Javier GUTIÉRREZ

Un buen chico

Mondadori, 2012

Translations

(Brazil, Record - Verus); (France, Autrement); (Italy, Neri Pozza)

Press

“A narrative as subtle as it is dangerous. Impossible to pin down. So harsh that at times it becomes too much to bear. A stunning novel by the Spanish author Javier Gutiérrez, a young unknown who should by all rights be an instant hit.” Femina

“With a spiky, hypnotic prose style, Javier Gutiérrez paints a bleak portrait of the generation of Spaniards who turned 20 in the 1990s.  McInerney and Bret Easton Ellis explored the underbelly of their generation in 80s New York, but this Spain is blacker still”. Ariane Singer, Transfuge

“In this, his first novel  to be translated into French, Javier Gutiérrez tells the story of a nice (?) guy in reverse chronological order” Xavier Houssin, Le Monde Des Livres

“A hypnotic, pulasting work that hovers somewhere between truth and lies, creating an atmosphere of oppression akin to that created by David Lynch in Mulholland Drive.” Patrick Beaumont, Livres - La Gazette du Nord

“Not for the faint of heart. The universe of Zola, by comparison, is the stuff of pulpy romance fiction. Fragments removed from a cocktail shaker, mixed by a novelist who takes pleasure in covering up his tracks. From the height of elegance to a post-modern frenzy.” Jacques Aboucaya, Service Littéraire

«A novel in which the nostalgia for the lost paradise of youth exudes dark feelings.» Rolling Stone Italy

«A fierce novel by a young award-winning Spanish writer.» L´Europeo

«An emotionally intense novel with a relentless pace.» Affari Italiani

«Much darker than it seems at first (…) a hypnotic, disquieting descent into the depths of guilt and desire.» Andrea G. Bermejo, El País

«Violent and lyrical at the same time, a hypnotic and deeply disturbing novel.» Benito Garrido, Culturamas

«A hundred-and-forty-page cliffhanger with an interesting story about the need to free oneself from the past.» E. Rodríguez Luque, NEO2

«A novel that approaches horror through triviality, and which is more striking for what it does not say than for what it does; a living painting made up of almost overwhelmingly subtle brushstrokes. In Gutiérrez we have a great writer who is trying to reach an audience who traditionally have been aesthetically disregarded: those born in the 1970s.» Guillermo Ortiz, Sigueleyendo.com

Synopsis

(A Nice Guy) "It´s ok," - Polo tells himself-, "everybody has a past”.

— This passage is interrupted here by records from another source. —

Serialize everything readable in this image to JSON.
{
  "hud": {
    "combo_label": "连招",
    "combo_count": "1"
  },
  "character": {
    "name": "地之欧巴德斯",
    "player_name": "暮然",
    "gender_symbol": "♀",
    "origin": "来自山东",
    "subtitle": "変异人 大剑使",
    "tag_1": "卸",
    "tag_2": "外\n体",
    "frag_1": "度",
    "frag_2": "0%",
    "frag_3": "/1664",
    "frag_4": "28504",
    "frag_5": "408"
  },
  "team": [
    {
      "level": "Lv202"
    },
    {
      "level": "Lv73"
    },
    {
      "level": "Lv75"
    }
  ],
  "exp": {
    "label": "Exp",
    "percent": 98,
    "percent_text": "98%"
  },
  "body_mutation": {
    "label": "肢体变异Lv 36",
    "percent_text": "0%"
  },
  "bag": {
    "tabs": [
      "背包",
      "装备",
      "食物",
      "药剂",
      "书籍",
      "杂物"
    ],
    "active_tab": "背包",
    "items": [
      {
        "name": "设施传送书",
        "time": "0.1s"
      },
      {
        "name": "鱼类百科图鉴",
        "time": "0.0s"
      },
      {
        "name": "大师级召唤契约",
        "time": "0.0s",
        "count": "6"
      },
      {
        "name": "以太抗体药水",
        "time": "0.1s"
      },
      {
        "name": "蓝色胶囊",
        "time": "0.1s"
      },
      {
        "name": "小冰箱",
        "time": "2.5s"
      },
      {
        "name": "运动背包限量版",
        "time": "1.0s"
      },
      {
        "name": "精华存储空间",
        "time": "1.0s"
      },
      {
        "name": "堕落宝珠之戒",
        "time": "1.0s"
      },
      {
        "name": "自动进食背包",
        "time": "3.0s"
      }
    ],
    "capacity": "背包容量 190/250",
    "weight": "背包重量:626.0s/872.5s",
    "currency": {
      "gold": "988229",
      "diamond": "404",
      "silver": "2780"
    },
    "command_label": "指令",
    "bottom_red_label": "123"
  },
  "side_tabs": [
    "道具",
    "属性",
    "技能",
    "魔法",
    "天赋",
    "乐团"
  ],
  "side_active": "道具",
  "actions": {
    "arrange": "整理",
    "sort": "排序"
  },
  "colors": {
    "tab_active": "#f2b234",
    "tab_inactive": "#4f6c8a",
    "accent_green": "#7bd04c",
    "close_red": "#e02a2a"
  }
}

And it´s true, everybody has a past. But seriously, Polo, no one keeps in their past what you keep.

Polo runs into Blanca, an old friend, on a street in Madrid. What begins as a casual conversation soon results into an extremely painful trip into the past and a horrifying revelation of devastating consequences.

A raw, intense and fascinating story that reveals itself through multiple conversations and recollections, in a perfect clockwork mechanism that engages the reader from the very first page. Violent and lyrical at once, Un buen chico is a rare display of literary ambition and a deeply disturbing read.